TALLAHASSEE, Fla. – While not yet signed by Gov. Ron DeSantis, the new state budget is getting high marks from educators.

A mix of federal funds and a rebounding economy offset what was going to be a dismal year for funding.

On the legislature’s opening day, the governor issued a warning.

“I reject reductions in funding for K-12 education,” DeSantis said.

At the time, across the board cuts seemed likely.

Instead, per-student funding is up $39.

There are also $1,000 teacher bonuses and $550 million to increase starting teacher pay.

“Thankfully, we have a state whose economy is thriving,” said Florida School Boards Association Executive Director Andrea Messina.

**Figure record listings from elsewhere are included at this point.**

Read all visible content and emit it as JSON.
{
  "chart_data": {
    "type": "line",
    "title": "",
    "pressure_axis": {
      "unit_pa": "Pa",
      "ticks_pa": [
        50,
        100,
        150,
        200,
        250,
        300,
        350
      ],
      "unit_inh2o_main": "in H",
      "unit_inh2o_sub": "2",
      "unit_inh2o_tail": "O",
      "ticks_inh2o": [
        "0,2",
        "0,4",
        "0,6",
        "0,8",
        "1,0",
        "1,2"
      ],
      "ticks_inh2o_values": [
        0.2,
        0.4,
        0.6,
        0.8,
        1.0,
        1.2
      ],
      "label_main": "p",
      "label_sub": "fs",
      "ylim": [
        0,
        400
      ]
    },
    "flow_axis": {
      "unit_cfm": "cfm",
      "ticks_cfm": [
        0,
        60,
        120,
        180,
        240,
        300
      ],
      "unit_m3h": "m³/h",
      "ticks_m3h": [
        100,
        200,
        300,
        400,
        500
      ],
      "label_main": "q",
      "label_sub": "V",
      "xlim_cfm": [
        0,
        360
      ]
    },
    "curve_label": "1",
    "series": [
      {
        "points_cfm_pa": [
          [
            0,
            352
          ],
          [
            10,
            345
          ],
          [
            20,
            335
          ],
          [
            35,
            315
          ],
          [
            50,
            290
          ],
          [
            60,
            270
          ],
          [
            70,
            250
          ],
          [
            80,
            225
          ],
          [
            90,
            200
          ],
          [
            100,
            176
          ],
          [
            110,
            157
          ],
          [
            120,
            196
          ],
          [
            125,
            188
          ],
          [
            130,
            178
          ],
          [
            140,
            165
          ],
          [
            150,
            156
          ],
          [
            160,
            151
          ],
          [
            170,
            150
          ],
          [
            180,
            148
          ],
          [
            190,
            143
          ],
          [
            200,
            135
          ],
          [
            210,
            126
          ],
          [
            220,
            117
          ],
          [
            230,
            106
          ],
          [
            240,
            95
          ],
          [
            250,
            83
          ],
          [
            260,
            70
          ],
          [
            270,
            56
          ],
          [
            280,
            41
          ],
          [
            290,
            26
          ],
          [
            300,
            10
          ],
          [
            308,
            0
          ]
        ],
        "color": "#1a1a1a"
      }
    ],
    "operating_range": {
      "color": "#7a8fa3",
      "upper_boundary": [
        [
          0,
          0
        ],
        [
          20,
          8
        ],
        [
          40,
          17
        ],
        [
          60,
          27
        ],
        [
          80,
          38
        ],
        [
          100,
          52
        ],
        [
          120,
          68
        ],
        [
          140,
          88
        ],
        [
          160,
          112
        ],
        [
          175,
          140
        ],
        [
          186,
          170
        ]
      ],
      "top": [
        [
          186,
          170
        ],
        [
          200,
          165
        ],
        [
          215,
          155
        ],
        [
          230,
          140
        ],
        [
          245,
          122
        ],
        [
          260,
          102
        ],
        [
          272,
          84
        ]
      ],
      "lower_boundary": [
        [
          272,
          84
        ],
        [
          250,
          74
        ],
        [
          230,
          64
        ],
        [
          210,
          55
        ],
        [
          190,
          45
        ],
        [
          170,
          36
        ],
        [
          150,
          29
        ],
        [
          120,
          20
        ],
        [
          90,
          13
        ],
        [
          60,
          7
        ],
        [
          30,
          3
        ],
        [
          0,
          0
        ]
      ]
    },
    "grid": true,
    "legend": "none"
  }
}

But the Florida Education Association, which is applauding lawmakers, argues the increase does nothing to keep veteran teachers.

“Look, someone coming into the profession who is told you are going to make $47,500 to start, but you’re not going to go anywhere for the next ten to fifteen years, who’s staying in the profession, right?” Said FEA President Andrew Spar.

Lawmakers also left local school taxes as is.

That’s known as the required local effort and it means if a home’s value is increasing, property owners are going to pay more.

It is a $201 million increase statewide.

“The required local effort is really what has paid for growth in public schools,” said Messina.

And the union is calling on lawmakers, who are back next week to okay a $500 million-a-year gaming compact with the Seminole Tribe, to use that money to keep teachers in the classroom.

“This is an opportunity to increase support for our public schools, which every parent wants,” said Spar.

But how lawmakers use any gambling money will likely wait a year, in anticipation of lawsuits challenging the deal.

The budget also sets aside nearly $500 million to fund thousands of students who dropped out or didn’t show up for class last fall because of the pandemic but are expected to return this fall.